Massolino Barolo 2015
Want to know what the Barolo fuss is about? Why people go nuts about Nebbiolo?
Here’s one wine that shows the beauty of what Jancis Robinson describes as ‘the world’s most tantalising grape’ in its purest form.
It’s from Massolino – one of those names that I always forget about when listing fine Baroli, only to be reminded that I’m missing out on great wines when I check back in.
Using fruit from Serralunga d’Alba (FYI a beautiful hilltop town with a great wine bar. Worth a visit), Massolino delivers vino that is graceful, vibrant, classical. Big oak and extended time on skins, yet with many wines sealed under screwcap too. Old school, but not old fashioned…

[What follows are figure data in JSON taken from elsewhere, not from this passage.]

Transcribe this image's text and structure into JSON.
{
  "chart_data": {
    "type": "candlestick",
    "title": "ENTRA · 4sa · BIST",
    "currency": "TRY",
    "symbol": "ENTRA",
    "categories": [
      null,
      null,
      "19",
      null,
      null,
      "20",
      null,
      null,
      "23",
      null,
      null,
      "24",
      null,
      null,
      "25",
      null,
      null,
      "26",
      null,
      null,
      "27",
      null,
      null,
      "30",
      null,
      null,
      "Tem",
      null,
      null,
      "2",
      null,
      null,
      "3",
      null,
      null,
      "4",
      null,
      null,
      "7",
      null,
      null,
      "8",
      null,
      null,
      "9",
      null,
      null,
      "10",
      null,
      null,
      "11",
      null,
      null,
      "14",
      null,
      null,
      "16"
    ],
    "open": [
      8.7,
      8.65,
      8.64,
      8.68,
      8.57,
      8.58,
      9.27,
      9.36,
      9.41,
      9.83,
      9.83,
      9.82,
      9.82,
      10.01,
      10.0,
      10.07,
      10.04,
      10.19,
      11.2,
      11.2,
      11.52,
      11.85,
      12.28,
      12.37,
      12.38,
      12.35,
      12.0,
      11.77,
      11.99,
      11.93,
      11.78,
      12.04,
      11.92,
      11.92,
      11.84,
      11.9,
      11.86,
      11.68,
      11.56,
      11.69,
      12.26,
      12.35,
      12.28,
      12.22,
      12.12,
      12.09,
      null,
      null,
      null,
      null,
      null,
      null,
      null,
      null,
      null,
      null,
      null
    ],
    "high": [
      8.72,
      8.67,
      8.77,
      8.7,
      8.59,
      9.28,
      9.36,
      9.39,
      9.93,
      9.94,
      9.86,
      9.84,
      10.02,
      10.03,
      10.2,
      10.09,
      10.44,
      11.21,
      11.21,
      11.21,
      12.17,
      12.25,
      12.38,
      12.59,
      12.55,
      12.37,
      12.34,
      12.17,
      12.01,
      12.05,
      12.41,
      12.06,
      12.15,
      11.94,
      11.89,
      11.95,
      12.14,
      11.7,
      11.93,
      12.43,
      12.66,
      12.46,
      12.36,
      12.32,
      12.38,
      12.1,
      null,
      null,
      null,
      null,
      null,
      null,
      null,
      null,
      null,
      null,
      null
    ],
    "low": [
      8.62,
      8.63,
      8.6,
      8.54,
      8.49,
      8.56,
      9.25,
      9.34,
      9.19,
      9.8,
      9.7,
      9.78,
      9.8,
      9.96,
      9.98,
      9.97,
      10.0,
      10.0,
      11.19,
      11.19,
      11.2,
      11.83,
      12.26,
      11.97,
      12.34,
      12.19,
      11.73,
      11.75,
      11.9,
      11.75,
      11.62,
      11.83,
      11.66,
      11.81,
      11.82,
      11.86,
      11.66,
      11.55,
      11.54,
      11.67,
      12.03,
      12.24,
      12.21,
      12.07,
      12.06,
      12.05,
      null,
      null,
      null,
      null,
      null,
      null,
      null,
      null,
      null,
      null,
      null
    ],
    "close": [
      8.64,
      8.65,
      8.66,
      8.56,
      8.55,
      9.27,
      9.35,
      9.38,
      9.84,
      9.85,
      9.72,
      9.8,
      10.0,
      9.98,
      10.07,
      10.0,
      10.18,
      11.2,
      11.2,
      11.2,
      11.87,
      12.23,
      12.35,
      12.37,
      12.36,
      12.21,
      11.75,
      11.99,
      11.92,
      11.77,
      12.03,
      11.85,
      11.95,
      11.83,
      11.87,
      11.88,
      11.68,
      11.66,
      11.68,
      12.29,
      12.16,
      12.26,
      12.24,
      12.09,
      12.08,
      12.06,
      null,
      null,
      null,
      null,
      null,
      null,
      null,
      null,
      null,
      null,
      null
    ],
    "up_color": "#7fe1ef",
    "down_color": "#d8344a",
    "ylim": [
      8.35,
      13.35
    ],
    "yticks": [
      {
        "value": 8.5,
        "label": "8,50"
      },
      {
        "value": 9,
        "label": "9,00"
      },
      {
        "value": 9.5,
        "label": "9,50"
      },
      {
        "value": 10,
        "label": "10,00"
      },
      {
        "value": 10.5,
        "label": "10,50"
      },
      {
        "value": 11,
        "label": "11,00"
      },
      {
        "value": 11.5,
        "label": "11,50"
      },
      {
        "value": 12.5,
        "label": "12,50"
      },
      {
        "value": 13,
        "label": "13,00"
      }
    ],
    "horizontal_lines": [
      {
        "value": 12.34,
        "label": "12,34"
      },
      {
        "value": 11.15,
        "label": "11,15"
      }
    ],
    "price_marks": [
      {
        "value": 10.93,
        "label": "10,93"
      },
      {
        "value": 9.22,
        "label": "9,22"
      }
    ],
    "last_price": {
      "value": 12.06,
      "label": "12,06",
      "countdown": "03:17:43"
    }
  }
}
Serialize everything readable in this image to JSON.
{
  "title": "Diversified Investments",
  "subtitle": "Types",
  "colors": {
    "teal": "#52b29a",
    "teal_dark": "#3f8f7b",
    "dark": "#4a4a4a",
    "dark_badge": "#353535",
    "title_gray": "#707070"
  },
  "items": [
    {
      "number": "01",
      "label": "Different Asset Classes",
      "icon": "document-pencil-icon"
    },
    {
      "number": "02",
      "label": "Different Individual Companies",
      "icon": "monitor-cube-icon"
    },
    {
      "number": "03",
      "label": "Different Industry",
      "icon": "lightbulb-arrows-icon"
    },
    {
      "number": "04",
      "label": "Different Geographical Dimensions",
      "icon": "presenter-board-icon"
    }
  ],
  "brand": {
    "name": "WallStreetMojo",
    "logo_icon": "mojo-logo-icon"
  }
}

With this Massolino Barolo 2015 you can instantly see how Nebbiolo can be compared to Pinot Noir. It’s elegant, medium bodied, blue-fruited and so well-weighted. There is an impact here via the mouthcoating tannins, but otherwise, it’s more silk than brawn.
In fact, while the Pinot analogy is good, the shape of a wine like this is more like a Grenache, just with other-worldly tannins. In other words, it’s shaped like Nebbiolo, and it is that contrast of approachability vs life-readjusting tannins makes you just love Barolo (and the grape) even more.
What I think sets a wine like this Massolino apart is the acidity and subtlety, with power, purity, no intrusive oak (matured exclusively in very large 2,000L+ barrels) or excess alcohol and great depth. And you just know there is an extra layer in the top, single vineyard Massolino Baroli above it too.
A delightful wine for consuming AND contemplating (an important distinction for mine). Best drinking: Now to at least twenty years. 18.5/20, 94/100. 14%, $115ish. Would I buy it? Sure would. I enjoy drinking this style so much.